Baker Hughes has installed electrical submersible pumping (ESP) systems in two vertical subsea boosting stations located on the seabed at Shell's Perdido Field in the Gulf of Mexico in 8,000 feet of water. The pumping systems at Perdido are designed to boost up to 125,000 barrels of fluid per day.

Baker Hughes won a contract with one of the largest SAGD producers in Canada to complete all of its approximately 50 SAGD wells in 2010.

Latin America

OGX, the second most active operator in Brazil, awarded Baker Hughes a multi-product line contract including directional drilling, logging while drilling, wireline and surface logging and real-time monitoring services. The contract follows a recent award for electrical submersible pumps from the same customer.

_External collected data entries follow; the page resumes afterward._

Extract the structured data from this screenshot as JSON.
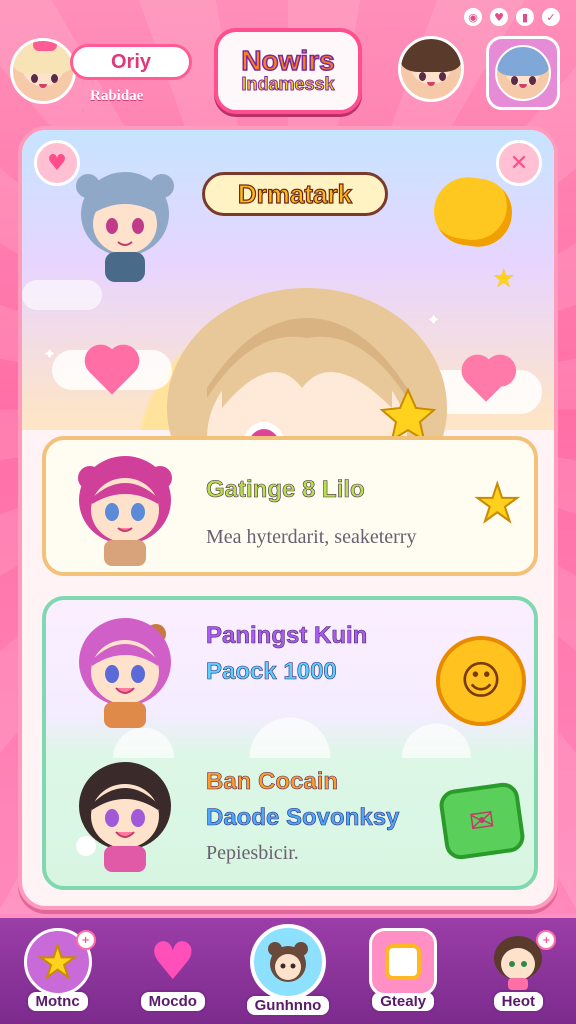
{
  "status_bar": {
    "icons": [
      "signal-icon",
      "heart-icon",
      "battery-icon",
      "check-icon"
    ]
  },
  "header": {
    "player_name": "Oriy",
    "player_subtitle": "Rabidae",
    "title_line1": "Nowirs",
    "title_line2": "Indamessk"
  },
  "hero": {
    "title": "Drmatark",
    "left_button_icon": "heart-icon",
    "right_button_icon": "close-icon"
  },
  "cards": [
    {
      "title": "Gatinge 8 Lilo",
      "title_color": "#b8e04a",
      "desc": "Mea hyterdarit, seaketerry",
      "reward_icon": "star-icon"
    },
    {
      "title": "Paningst Kuin",
      "title_color": "#a85cf0",
      "subtitle": "Paock 1000",
      "subtitle_color": "#5ad0ff",
      "reward_icon": "smiley-coin-icon"
    },
    {
      "title": "Ban Cocain",
      "title_color": "#ff9a2e",
      "subtitle": "Daode Sovonksy",
      "subtitle_color": "#4aa8ff",
      "desc": "Pepiesbicir.",
      "reward_icon": "green-gift-icon"
    }
  ],
  "nav": [
    {
      "label": "Motnc",
      "icon": "star-icon",
      "badge": "+",
      "active": false
    },
    {
      "label": "Mocdo",
      "icon": "heart-icon",
      "badge": "",
      "active": false
    },
    {
      "label": "Gunhnno",
      "icon": "bear-avatar-icon",
      "badge": "",
      "active": true
    },
    {
      "label": "Gtealy",
      "icon": "photo-frame-icon",
      "badge": "",
      "active": false
    },
    {
      "label": "Heot",
      "icon": "profile-avatar-icon",
      "badge": "+",
      "active": false
    }
  ],
  "colors": {
    "accent": "#ff6fa6",
    "nav_bg": "#8b339b",
    "panel_border": "#ff9cbd"
  }
}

EZ-Case(TM) liner drilling technology and a TORX liner hanger were used to successfully drill a casing string through a difficult shale/dolomite section in Mexico's Marine Region. An EZ-Case system also was used to perform the first casing-drilling job in Chevron's Boscan field in Venezuela.

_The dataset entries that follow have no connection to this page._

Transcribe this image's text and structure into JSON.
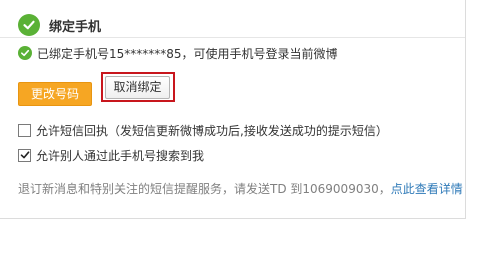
{
  "section": {
    "title": "绑定手机",
    "header_icon": "check-circle-icon"
  },
  "status": {
    "icon": "check-circle-icon",
    "text": "已绑定手机号15*******85，可使用手机号登录当前微博"
  },
  "buttons": {
    "change_number": "更改号码",
    "unbind": "取消绑定"
  },
  "options": [
    {
      "label": "允许短信回执（发短信更新微博成功后,接收发送成功的提示短信）",
      "checked": false
    },
    {
      "label": "允许别人通过此手机号搜索到我",
      "checked": true
    }
  ],
  "info": {
    "text": "退订新消息和特别关注的短信提醒服务，请发送TD 到1069009030，",
    "link": "点此查看详情"
  },
  "colors": {
    "accent_green": "#5ab136",
    "button_orange": "#f6a623",
    "highlight_red": "#c8161d",
    "link_blue": "#2f7ab8"
  }
}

Europe / Africa / Russia Caspian

In Norway Baker Hughes performed a reservoir study that helped win a 1 1/2 year drilling and formation evaluation contract with a new customer for the Trym and Oslevar fields. Baker Hughes will provide drill bits, rotary steerable system and advanced logging while drilling systems.

On June 23, Baker Hughes opened its Eco-Centre(TM) waste management facility in Peterhead, Scotland, providing the North Sea oil and gas industry with environmentally compliant waste processing services from the rig site to final disposal.

Baker Hughes acquired Oilpump Services, the second-largest ESP system company in Western Siberia, doubling our ESP market share in Russia.

The Russia Geomarket was awarded 21 horizontal completions for the second half of 2010 to be installed in an Eastern Siberia green field project, following the successful pilot project well using Equalizer(TM) inflow control devices.

Middle East / Asia Pacific

In Iraq, Baker Hughes has signed a three-year technical services agreement with the South Oil Company (SOC) to develop SOC's wireline capabilities and deploy state of the art wireline data acquisition and logging services in Iraq.

In Saudi Arabia, Baker Hughes received a purchase order for 30 permanent downhole monitoring systems, including advanced pressure and temperature sensors, to be used in conjunction with intelligent well systems. Also in Saudi Arabia we achieved the milestone of completing and controlling more than 1,000,000 feet of reservoir section with Equalizer(TM) Technology.

Bahrain Petroleum Company's (BAPCO) 260,000 barrel per day petroleum refinery recently awarded several water treatment applications to Baker Petrolite Saudi Arabia, in a three-year contract which was transitioned starting in June from the incumbent supplier.

PetroChina recently awarded Baker Hughes a contract to supply 77 multistage open hole FracPoint completion systems for horizontal wells in the tight gas sands of the Changquing Field, China's second largest onshore oil and gas field.

Baker Hughes recently signed a strategic framework agreement with PetroChina Tarim Oilfield Co. to supply directional and vertical drilling systems, formation evaluation services, completion services, artificial lift technology and electrical submersible pump (ESP) systems in the Tarim field in northwest China. The two-year agreement covers ultra-deep, high-pressure high-temperature formations as well as shallow zones. The agreement also includes provisions for joint development of solutions specifically designed to address the challenges in the Tarim oilfield.